Thoughts ad Aphorisms 13-14

13. They told me, "These things are hallucinations." I inquired what was a hallucination and found that it meant a subjective or a psychical experience which corresponds to no objective or no physical reality. Then I sat and wondered at the miracles of the human reason.
14. Hallucination is the term of Science for those irregular glimpses we still have of truths shut out from us by our preoccupation with matter; coincidence for the curious touches of artistry in the work of that supreme and universal Intelligence which in its conscious being as on a canvas has planned and executed the world.
[Thoughts ad Aphorisms, Sri Aurobindo]


Sri Aurobindo, the Supramental Pioneer, has described that the word “hallucination” as a scientific term refers to some irregular glimpses of truths which are closed and shut out to us, as we are preoccupied with matter. These glimpses of truths are called “hallucinations” by the materialists, the scientists and those who believe that matter is the sole and only reality.

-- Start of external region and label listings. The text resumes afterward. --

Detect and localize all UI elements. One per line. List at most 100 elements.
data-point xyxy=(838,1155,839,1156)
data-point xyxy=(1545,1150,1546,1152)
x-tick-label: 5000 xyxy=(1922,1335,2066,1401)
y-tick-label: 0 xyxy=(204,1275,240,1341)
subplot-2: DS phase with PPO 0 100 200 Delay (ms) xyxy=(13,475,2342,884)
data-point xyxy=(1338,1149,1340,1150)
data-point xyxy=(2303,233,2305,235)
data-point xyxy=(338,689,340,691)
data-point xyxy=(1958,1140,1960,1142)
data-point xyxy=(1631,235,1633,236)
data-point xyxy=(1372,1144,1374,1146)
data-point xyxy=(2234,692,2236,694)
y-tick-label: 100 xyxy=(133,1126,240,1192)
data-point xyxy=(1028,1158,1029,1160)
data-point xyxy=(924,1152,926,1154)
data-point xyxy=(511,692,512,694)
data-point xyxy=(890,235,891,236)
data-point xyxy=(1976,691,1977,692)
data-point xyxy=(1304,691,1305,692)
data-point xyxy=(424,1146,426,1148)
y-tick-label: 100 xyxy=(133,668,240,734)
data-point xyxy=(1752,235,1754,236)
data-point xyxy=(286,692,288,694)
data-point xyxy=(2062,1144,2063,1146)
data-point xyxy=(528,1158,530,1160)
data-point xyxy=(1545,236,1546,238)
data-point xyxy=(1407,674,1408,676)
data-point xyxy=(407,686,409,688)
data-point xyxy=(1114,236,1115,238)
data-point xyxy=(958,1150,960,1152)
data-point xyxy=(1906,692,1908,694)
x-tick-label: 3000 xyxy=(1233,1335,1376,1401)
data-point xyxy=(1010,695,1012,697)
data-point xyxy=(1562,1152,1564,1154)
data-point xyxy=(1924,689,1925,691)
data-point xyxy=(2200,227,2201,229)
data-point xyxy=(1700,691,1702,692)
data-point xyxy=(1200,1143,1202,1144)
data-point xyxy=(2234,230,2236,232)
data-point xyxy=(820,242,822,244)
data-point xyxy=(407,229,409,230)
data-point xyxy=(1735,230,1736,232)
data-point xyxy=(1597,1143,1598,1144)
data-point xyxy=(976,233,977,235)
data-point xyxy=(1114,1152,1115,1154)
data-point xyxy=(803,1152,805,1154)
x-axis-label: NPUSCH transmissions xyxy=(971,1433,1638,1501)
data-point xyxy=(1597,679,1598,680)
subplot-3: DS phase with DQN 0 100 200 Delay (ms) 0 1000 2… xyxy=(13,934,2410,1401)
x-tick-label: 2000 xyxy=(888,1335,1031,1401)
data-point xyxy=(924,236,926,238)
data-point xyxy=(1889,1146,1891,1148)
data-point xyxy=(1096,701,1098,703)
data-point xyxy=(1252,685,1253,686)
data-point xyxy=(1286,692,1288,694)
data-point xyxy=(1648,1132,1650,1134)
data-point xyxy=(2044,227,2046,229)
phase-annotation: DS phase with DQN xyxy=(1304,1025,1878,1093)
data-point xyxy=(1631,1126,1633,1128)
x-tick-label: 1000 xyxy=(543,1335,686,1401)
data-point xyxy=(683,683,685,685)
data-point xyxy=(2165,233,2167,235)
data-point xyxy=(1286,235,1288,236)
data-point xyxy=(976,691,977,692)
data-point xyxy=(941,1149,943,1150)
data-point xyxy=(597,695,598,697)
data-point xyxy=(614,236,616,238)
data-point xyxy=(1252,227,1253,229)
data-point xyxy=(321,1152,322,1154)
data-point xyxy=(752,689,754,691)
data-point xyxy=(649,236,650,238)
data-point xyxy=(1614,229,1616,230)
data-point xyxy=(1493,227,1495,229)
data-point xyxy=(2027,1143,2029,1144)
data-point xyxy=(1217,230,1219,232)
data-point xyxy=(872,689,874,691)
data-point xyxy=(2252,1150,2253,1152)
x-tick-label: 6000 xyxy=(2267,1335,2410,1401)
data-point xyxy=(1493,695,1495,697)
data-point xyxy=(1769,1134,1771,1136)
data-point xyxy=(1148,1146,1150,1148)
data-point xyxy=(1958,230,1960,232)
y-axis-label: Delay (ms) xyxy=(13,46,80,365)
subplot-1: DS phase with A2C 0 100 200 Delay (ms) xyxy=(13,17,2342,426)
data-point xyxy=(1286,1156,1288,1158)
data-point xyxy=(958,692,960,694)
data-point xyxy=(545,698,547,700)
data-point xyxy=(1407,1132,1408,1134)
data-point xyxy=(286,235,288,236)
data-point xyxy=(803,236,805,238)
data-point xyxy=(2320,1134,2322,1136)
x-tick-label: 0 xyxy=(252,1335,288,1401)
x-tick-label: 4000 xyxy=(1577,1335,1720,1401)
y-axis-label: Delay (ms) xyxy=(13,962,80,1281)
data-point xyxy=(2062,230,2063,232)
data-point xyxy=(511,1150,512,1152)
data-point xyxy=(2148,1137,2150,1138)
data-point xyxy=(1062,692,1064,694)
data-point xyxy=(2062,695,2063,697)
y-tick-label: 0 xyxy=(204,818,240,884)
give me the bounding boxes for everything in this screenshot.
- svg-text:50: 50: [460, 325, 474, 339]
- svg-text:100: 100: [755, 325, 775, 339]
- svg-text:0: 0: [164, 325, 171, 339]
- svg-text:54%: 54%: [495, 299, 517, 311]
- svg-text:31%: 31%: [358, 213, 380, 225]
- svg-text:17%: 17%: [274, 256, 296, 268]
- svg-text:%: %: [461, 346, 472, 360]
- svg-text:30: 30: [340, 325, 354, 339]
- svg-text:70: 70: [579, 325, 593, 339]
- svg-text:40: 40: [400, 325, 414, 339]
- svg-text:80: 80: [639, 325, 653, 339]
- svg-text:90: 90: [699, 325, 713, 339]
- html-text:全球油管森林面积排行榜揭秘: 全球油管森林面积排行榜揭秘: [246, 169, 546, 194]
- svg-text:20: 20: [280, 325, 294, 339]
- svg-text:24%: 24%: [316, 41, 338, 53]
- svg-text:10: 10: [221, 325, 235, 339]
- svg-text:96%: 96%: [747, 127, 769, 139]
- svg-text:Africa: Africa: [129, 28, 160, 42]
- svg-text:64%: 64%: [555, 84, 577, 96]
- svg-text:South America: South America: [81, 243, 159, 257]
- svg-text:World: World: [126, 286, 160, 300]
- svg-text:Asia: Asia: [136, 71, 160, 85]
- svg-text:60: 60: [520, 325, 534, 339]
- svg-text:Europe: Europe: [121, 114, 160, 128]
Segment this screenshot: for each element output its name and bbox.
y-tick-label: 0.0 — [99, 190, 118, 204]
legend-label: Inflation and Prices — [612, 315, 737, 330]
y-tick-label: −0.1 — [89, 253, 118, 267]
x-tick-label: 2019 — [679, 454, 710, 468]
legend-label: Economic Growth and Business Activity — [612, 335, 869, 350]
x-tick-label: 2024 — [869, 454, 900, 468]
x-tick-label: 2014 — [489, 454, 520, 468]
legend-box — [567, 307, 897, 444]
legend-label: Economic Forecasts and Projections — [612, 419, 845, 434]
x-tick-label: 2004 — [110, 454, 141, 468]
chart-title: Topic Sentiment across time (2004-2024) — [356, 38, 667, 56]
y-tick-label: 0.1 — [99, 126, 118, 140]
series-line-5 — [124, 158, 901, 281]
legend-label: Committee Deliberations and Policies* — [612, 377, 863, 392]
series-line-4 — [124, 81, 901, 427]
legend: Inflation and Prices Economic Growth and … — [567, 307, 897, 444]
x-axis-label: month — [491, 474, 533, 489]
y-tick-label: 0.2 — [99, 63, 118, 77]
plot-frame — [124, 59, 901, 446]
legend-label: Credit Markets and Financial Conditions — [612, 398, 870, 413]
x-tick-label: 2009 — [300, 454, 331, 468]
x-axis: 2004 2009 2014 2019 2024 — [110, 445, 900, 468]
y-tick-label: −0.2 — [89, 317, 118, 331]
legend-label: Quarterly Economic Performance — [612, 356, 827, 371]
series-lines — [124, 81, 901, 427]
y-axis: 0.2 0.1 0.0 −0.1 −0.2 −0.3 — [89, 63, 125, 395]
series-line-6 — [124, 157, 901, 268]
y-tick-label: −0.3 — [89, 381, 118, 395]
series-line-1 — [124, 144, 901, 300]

Sri Aurobindo enquired, with His reach in the height and depth of Consciousness, about a hallucination and found that it is subjective and psychic experience about some thing, about some truth, which does not correspond with any objective or any reality which can be sensed by the senses or which can be described as physical.

The meaning of the word “hallucination” in the dictionary is that it is an objectless perception. The meaning of the word as per The Free Dictionary is given below for reference:
1.
a. Perception of visual, auditory, tactile, olfactory, or gustatory experiences without an external stimulus and with a compelling sense of their reality, usually resulting from a mental disorder or as a response to a drug.
b. The objects or events so perceived.
2. A false or mistaken idea; a delusion.

It is also explained there as the experience of seeming to see something that is not really there.

According to Sri Aurobindo, reason, being bound to he experiences of the senses, shuts itself to the various aspects of truths. Many aspects of Truth are not open to “reason” as we have trained and limited our mental consciousness and perception, our reason, accordingly. But the higher aspects of Truth often cross the borders erected by our mind, limited and narrow, and we have the glimpses of Truth. But they are often termed as hallucinations by those who have the limited view and understanding.

Sri Aurobindo sarcastically remarked that “reason” is miraculous, as turns the experiences of aspects of truths as falsehood, naming them as “hallucinations”.

Similarly, as per dictionary, “coincidence” means something that is unconscious and the result of some chance. But in reality, according to Sri Aurobindo, it is a touch by the Supreme Artist, the Divine, That has designed and created this world, ‘planned and executed’ this world. The Supreme as an Artist gives often a curious touch and His Consciousness is the wonderful canvas of the Painter!